Benchmarking Prompt Injection Detection for Web Agents

Abstract

Large Language Model (LLM)-powered web agents are rapidly being deployed to automate consequential digital tasks, from managing electronic communications to executing financial transactions. This expanded capability simultaneously introduces prompt injection as a critical security threat: adversarially crafted instructions, whether embedded in user input or retrieved from malicious web content, can override an agent's intended directives and cause unauthorised actions. A fundamental obstacle to countering this threat is the absence of a standardised, reproducible evaluation framework; existing studies either demonstrate novel attacks without assessing defences, or propose detection techniques validated only against narrow, private datasets. This paper presents an open-source benchmarking framework that enables fair, comparative evaluation of prompt injection detection methods in the specific operational context of web agents.

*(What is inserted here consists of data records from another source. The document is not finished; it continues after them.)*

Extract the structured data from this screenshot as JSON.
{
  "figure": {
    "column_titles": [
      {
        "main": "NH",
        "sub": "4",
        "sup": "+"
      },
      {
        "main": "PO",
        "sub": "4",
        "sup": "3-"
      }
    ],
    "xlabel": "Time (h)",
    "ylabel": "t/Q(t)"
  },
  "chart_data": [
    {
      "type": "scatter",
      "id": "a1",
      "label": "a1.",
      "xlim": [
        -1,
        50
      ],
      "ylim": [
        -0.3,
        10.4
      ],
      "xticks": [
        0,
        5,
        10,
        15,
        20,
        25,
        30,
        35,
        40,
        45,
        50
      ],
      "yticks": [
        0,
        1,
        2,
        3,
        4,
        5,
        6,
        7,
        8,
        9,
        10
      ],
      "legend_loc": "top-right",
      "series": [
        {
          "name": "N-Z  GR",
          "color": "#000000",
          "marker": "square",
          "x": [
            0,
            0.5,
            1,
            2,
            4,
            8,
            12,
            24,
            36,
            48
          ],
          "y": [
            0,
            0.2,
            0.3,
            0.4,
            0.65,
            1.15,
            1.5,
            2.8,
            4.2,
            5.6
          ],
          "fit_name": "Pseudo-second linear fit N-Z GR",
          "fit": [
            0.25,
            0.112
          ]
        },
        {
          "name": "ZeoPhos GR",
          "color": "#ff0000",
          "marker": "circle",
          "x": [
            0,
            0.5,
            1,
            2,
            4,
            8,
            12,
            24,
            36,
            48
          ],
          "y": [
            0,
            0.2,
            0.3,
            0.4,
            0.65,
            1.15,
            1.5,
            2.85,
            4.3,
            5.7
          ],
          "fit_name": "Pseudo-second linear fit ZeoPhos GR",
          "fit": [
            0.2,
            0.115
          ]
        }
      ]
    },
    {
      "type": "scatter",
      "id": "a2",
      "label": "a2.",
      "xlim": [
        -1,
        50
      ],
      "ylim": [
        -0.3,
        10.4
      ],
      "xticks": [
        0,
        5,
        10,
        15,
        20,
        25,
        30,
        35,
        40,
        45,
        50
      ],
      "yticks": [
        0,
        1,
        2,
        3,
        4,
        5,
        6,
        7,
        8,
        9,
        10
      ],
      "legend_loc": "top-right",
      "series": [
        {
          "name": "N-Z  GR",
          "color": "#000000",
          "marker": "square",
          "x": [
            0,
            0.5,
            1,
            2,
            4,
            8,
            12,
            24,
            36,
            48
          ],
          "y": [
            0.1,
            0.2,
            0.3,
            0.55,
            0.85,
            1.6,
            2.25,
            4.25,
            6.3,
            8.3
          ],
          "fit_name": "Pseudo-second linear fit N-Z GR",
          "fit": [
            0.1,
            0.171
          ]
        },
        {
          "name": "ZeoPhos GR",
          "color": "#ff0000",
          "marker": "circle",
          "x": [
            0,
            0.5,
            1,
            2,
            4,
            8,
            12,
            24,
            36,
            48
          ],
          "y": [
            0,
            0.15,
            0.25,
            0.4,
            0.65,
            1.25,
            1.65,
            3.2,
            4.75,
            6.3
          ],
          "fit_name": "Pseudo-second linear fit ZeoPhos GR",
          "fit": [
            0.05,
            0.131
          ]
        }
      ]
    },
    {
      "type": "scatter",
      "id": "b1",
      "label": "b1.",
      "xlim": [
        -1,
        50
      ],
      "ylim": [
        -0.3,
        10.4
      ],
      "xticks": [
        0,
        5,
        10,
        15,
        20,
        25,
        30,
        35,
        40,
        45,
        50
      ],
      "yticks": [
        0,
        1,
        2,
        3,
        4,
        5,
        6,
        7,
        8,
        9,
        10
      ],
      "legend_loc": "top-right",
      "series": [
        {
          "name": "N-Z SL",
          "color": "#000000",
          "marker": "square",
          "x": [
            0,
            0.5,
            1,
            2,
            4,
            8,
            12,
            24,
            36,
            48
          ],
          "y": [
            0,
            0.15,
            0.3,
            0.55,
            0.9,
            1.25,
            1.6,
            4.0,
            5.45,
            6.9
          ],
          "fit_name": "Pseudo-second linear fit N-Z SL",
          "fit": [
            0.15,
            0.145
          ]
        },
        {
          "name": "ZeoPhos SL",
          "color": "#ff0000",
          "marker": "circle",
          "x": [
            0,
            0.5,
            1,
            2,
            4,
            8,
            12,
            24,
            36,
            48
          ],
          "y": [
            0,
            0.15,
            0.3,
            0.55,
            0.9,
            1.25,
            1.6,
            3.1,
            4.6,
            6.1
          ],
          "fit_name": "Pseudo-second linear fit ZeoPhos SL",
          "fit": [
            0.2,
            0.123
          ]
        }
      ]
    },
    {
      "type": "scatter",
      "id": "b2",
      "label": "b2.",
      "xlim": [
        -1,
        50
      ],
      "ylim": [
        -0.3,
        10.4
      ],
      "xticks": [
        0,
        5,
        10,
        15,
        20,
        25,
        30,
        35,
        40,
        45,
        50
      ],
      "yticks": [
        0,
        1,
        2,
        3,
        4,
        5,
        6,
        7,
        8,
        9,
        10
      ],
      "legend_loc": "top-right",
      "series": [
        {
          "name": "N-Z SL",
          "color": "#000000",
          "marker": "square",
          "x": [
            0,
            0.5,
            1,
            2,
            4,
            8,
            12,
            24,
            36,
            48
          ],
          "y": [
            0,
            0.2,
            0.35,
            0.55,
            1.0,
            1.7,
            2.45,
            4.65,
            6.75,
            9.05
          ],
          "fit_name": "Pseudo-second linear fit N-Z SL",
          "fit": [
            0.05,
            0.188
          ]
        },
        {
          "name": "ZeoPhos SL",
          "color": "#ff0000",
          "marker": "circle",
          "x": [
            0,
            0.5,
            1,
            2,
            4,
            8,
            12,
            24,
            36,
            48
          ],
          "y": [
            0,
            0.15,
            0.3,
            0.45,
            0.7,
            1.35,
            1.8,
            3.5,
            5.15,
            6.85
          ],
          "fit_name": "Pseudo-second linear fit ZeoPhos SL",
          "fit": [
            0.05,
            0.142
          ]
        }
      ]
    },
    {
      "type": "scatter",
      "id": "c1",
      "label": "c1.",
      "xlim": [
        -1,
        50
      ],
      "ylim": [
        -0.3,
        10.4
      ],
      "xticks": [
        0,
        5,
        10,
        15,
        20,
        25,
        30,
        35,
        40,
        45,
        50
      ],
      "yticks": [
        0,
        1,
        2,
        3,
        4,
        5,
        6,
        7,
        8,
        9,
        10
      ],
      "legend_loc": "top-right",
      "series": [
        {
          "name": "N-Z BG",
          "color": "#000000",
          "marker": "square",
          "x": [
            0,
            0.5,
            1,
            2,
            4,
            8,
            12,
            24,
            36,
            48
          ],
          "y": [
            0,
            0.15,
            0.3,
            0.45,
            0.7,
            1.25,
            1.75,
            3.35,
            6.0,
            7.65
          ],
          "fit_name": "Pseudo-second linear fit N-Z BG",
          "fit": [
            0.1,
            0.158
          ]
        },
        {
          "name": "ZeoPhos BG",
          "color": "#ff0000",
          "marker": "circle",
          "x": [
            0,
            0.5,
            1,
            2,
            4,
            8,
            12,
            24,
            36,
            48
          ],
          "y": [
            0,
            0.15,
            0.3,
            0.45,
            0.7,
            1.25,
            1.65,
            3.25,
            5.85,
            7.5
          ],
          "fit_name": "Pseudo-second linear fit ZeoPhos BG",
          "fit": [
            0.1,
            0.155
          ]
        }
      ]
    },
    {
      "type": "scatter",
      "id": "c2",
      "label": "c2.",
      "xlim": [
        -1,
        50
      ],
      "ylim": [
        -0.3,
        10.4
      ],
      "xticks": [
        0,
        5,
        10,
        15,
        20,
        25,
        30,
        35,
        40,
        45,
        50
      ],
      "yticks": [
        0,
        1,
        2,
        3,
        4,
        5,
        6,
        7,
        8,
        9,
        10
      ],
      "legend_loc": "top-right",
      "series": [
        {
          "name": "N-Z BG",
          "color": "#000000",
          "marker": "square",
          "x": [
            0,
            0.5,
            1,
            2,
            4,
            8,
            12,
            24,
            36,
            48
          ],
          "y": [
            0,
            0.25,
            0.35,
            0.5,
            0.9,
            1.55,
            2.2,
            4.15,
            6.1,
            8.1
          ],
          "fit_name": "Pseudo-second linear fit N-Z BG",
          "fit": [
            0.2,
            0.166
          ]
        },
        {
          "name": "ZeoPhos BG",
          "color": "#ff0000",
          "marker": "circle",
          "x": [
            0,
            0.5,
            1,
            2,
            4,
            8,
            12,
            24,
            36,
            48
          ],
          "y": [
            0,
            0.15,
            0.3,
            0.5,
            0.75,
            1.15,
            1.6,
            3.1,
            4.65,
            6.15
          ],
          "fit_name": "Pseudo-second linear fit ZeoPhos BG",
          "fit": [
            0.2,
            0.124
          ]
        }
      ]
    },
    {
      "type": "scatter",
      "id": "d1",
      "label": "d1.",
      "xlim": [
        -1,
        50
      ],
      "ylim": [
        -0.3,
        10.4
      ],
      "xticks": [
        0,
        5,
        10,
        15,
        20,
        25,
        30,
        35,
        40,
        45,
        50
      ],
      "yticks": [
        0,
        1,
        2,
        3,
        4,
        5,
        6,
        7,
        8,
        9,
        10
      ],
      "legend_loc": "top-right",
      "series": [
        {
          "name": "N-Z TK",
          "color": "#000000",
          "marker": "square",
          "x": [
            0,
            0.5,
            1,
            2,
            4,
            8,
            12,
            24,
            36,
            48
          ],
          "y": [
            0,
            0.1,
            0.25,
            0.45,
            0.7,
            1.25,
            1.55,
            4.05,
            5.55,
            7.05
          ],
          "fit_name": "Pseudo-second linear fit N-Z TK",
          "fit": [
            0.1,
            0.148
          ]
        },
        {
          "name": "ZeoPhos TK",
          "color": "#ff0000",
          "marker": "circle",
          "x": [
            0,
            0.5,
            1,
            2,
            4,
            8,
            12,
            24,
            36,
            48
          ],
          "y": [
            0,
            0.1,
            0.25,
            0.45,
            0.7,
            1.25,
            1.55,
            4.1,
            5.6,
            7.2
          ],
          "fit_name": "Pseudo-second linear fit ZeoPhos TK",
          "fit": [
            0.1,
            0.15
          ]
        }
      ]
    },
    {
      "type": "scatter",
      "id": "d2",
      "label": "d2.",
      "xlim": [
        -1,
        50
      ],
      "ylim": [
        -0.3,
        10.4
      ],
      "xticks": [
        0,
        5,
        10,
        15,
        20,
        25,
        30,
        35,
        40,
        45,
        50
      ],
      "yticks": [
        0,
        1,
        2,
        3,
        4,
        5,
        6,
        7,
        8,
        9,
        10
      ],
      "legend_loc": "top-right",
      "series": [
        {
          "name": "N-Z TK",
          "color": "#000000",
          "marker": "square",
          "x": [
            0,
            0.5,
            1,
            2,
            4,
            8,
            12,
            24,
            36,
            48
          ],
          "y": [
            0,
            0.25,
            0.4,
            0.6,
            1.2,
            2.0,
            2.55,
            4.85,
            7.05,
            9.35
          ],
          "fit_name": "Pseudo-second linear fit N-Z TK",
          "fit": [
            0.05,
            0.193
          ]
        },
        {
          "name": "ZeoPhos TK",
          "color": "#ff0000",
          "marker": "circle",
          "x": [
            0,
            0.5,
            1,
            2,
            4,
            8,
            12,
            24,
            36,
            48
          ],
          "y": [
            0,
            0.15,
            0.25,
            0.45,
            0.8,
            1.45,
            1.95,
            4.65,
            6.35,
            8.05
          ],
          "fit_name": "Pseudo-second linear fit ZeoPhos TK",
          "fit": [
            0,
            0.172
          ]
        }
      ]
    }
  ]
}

The framework contributes three primary artefacts: (i) a curated dataset of 5,000 labelled prompts spanning four attack categories—direct keyword injection, direct paraphrase injection, indirect web-page injection, and multi-turn chain attacks—organised under a new webagent-specific taxonomy; (ii) a modular Detector Adapter Hub that allows plug-and-play integration of diverse detection models through a common BaseDetector interface; and (iii) a Benchmark Orchestrator that evaluates all registered detectors against identical inputs and aggregates accuracy, false positive rate, F1-score, and inference latency. Experiments on three representative detectors—a rulebased keyword filter, a GPT-2 perplexity scorer, and Meta's Llama Guard-7B zero-shot classifier—reveal that no single method is universally superior: the rule-based filter achieves sub-millisecond latency but misses 32% of paraphrase and indirect attacks; the perplexity detector attains 90% recall at the cost of a 35% false positive rate; and Llama Guard delivers 94.5% accuracy and a 4% false positive rate but incurs 520 ms perprompt latency. Error analysis motivates a layered defence architecture in which lightweight detectors serve as first-pass filters routing uncertain prompts to more accurate but costlier classifiers.